La Banque Centrale du Congo (BCC) a annoncé une réforme majeure de la politique monétaire nationale. À l’issue de la réunion de son Comité de politique monétaire (CPM) tenue le 9 avril, l’institution a déclaré qu’elle s’octroie désormais l’exclusivité de l’importation physique des billets de banque en devises étrangères. Cette décision, qui prendra pleinement effet le 9 avril 2027, met fin à l’autonomie des banques commerciales dans ce domaine.
Selon le communiqué officiel, « aucune banque commerciale ne sera plus autorisée à acheminer physiquement des monnaies étrangères sur le territoire national ». La BCC entend ainsi assumer seule la responsabilité de l’approvisionnement du marché en devises, dans le cadre d’une stratégie visant à sécuriser les circuits financiers et harmoniser les procédures de change.
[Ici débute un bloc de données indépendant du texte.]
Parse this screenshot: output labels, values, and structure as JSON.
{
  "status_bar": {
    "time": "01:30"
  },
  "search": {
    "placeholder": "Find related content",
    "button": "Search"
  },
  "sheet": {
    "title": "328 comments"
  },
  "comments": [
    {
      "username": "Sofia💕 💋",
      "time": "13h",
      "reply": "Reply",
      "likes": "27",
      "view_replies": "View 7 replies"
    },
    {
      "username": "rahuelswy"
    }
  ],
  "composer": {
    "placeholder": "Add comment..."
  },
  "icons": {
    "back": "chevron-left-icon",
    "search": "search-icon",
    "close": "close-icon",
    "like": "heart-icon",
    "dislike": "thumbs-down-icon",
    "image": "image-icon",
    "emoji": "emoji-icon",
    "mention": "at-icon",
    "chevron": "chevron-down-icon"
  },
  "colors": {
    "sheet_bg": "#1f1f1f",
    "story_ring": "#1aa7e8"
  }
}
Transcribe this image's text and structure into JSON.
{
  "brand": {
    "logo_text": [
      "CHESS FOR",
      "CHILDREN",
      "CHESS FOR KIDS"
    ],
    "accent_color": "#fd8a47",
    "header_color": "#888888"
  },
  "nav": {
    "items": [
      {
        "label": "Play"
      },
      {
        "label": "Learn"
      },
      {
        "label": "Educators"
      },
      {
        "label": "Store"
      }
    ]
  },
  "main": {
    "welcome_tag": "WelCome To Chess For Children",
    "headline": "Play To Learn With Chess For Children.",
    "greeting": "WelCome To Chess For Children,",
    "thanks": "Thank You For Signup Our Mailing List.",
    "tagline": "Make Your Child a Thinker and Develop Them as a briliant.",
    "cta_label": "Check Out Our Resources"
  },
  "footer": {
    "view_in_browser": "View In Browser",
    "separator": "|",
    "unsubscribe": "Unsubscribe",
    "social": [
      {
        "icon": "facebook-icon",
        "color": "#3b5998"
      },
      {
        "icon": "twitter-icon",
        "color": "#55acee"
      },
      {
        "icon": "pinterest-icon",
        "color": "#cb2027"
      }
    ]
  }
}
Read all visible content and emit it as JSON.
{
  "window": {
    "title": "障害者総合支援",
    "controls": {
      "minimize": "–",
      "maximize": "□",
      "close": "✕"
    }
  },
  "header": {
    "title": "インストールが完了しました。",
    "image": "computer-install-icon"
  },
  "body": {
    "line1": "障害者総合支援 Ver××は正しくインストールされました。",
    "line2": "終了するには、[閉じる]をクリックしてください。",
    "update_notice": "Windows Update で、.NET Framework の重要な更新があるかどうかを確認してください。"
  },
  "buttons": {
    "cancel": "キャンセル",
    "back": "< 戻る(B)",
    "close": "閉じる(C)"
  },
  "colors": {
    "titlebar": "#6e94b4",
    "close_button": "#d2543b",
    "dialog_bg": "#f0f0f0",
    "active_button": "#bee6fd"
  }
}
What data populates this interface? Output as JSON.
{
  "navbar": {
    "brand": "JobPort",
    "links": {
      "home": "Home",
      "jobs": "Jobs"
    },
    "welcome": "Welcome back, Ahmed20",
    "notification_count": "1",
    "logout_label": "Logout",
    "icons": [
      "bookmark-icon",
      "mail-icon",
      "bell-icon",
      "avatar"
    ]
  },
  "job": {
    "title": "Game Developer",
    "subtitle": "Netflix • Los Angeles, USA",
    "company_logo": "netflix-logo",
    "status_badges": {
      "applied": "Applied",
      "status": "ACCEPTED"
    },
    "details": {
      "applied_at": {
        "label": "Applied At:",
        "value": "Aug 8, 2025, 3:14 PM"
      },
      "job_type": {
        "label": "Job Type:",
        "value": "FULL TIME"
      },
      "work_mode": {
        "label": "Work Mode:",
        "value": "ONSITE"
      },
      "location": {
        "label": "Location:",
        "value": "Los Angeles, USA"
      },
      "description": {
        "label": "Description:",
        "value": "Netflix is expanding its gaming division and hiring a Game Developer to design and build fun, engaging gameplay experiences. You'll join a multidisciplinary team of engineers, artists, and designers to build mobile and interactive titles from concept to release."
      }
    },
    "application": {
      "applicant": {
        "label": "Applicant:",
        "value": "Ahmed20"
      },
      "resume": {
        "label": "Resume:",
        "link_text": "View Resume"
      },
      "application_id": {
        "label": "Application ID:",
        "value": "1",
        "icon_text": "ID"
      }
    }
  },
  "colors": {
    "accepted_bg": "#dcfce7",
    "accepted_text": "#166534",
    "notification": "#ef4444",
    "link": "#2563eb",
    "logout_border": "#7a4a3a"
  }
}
UNE REFORME CONTRE LA CRIMINALITE FINANCIERE
Au-delà de la logistique monétaire, cette mesure s’inscrit dans une lutte renforcée contre le blanchiment de capitaux et le financement du terrorisme. En centralisant l’importation des devises, la Banque centrale espère garantir une traçabilité accrue de l’origine des fonds et aligner le pays sur les standards internationaux de transparence financière.
VERS LA FIN DES PAIEMENTS EN CASH EN DEVISES
Autre volet marquant de cette réforme : l’interdiction des paiements en espèces en monnaies étrangères à partir du 9 avril 2027. Qu’il s’agisse de personnes physiques ou morales, toutes les transactions devront passer par des moyens scripturaux, via le système bancaire. Cette dématérialisation forcée vise à réduire la dépendance au cash et à encourager l’utilisation des outils électroniques, marquant une étape décisive vers la modernisation du système monétaire congolais.